One of the simpler ways of experimenting with mailman on a restricted system is using an SBC - something like a Raspberry Pi 2 or 3, or a Beaglebone, or similar. Both have limited memory and CPU, and are relatively slow systems. I would avoid a Pi 4 because it's too powerful in this context!
Logging errors always changes the behaviour, but you can do much by noting things to internal variables and then after the event printing those (e.g. set a variable to count the number of times a try-lock operation found the lock held), and perhaps then doing the logging to a memory filesystem (Linux: tmpfs) which will have much lower latency. Normally a linux /tmp is using tmpfs.
A multicore system will have different behaviour to a single core, but the kernel will almost always be preemptive (force timeslice). So one option might be to experiment with a fast-tick (e.g. 1000Hz or higher) kernel such that the timeslices are shorter. (It used to be the case Linux ran on 100Hz - I know most kernels are now "tick-less", meaning there is no persistent timer interrupt marking time, but there will be a unit of timeslice).
A final option: if the problem is (as it appears to be) one of starvation, then perhaps the system is better run (on that hardware) with fewer worker processes. That is, cut the 13 workers down to e.g. 8. That said, starvation is something that can normally be designed out of systems though I know far to little about the architecture here to say if that is the case here.
HTH,
Ruth
On 19/06/2023 18:51, Stephen Daniel wrote:
I'm currently running the entire mailman3 stack, including postgres and postfix, plus my production web server, all on a GCP e2-small instance. e2-small is two virtual CPUs running on a single physical core, restricted to consuming at most 50% of the CPU cycles on that core.
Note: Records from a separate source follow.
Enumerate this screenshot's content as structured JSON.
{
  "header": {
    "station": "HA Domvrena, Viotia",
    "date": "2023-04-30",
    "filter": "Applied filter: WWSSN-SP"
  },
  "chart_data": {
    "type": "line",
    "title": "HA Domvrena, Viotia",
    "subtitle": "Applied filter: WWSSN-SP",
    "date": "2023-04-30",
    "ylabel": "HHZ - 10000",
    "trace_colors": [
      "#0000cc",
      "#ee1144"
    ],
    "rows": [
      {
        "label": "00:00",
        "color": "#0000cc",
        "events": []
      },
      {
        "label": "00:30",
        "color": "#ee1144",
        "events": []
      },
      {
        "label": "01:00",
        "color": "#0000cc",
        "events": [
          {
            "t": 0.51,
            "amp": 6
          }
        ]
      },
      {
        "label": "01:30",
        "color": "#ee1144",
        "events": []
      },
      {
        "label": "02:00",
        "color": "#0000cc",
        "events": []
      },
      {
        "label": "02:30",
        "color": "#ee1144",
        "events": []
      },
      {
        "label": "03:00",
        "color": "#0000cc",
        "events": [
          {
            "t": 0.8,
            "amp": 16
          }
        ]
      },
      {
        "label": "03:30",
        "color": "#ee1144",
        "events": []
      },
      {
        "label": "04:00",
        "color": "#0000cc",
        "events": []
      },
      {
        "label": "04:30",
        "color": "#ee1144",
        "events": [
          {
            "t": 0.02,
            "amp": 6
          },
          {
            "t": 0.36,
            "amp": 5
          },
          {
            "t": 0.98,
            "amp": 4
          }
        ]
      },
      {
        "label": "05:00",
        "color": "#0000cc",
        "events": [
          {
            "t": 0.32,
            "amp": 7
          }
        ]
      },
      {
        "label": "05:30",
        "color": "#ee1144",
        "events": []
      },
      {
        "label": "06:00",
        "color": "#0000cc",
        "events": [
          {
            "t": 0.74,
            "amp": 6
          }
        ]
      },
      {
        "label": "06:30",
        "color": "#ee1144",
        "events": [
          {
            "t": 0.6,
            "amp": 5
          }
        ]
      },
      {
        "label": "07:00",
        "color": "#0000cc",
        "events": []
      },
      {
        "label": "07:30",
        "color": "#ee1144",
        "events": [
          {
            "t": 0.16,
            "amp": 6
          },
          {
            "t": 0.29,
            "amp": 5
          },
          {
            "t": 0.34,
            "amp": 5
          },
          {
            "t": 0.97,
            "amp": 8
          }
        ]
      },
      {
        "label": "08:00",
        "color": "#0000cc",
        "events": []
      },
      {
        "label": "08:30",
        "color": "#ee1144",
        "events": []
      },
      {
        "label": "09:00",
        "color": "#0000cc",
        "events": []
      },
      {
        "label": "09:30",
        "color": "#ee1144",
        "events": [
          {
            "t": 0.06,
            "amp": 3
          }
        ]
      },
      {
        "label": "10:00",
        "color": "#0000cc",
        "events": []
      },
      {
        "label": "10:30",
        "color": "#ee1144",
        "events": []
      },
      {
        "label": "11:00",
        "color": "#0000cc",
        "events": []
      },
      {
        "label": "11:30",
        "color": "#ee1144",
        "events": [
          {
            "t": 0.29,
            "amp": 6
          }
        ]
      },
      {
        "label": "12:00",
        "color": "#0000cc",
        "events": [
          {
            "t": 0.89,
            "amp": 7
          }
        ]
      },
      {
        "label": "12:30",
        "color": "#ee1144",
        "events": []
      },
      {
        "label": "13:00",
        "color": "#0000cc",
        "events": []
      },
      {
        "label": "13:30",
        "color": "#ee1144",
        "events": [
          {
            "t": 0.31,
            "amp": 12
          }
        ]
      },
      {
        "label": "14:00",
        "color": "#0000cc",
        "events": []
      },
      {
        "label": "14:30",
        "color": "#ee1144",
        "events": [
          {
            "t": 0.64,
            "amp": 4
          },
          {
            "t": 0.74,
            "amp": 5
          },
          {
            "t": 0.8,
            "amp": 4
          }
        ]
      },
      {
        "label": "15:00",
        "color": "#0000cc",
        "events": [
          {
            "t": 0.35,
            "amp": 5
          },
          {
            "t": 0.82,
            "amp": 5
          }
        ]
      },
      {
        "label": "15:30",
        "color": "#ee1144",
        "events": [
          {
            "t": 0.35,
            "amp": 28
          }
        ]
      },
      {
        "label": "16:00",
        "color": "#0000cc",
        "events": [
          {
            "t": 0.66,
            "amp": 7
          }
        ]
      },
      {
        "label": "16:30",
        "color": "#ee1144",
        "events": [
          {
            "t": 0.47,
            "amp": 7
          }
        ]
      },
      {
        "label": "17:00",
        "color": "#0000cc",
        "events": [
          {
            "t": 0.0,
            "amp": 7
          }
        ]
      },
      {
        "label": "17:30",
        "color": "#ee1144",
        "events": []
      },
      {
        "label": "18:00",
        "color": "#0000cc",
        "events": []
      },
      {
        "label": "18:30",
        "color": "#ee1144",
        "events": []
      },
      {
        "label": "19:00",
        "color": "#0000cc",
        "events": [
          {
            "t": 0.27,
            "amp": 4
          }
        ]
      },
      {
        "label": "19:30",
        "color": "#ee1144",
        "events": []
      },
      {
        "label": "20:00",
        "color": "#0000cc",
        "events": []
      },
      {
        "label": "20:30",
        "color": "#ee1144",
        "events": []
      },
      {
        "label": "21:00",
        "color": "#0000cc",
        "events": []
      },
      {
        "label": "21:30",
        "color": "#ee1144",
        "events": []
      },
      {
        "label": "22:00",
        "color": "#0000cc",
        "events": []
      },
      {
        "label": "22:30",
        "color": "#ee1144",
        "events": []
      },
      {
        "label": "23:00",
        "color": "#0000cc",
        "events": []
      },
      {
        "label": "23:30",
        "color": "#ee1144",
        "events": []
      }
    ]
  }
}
The system has 2 GB of memory, 10GB of disk space.
The entire stack runs well, albeit slowly, on this configuration, for which I pay about $13/month. The entire stack is shut down every night so I can take a snapshot while the applications are down. Once the snapshot is complete, the stack is restarted. I have no startup issues in this configuration.
It is hard to imagine a more limited pool of resources, yet everything works.
On Mon, Jun 19, 2023 at 12:38 PM Nelson Strother < justfixit@marilynstrother.com> wrote:
[My apologies for the mangled formatting of the diffs in [2] and [3] above. at least as shown on the web view of this list. Will happily repost or resend by direct email if anyone expresses interest.]
Presumably there's also a chance for the runner to detect and log the expired lock before it dies.
This may require some cleverness, as the delays introduced by recording a log message e.g. "I'm the nntp runner holding the lock, and it has not expired yet." are likely to change the results of the lock competition, maybe even allowing all runner processes to continue as intended. It is unclear to me whether a process would ever have an opportunity to record a log message e.g. "I'm the nntp runner holding the lock which has expired, but I am not dead yet." before it dies. If such an opportunity exists, it should extend the lock's lifetime via e.g Lock.refresh(timedelta(seconds=10)).
As I attempted to summarize at the end of [3] above, each time I tried shorter sleep intervals (1, 10, 15 seconds) within .../flufl/lock/_lockfile.py the original problem remains, namely one or more locks are broken and runner processes die.
On 6/19/23 03:00, Stephen J. Turnbull wrote:
The best "performance" I have yet obtained on this single core system is [by] [3] [which waits 20s before trying to obtain the lock].
Is 20s necessary? There are a lot of runners, you may be able to cut the startup time by 2-3 minutes if you can cut that to 5s or less. That would still be 100x longer than the naive #cores * seconds estimate, but perhaps significant.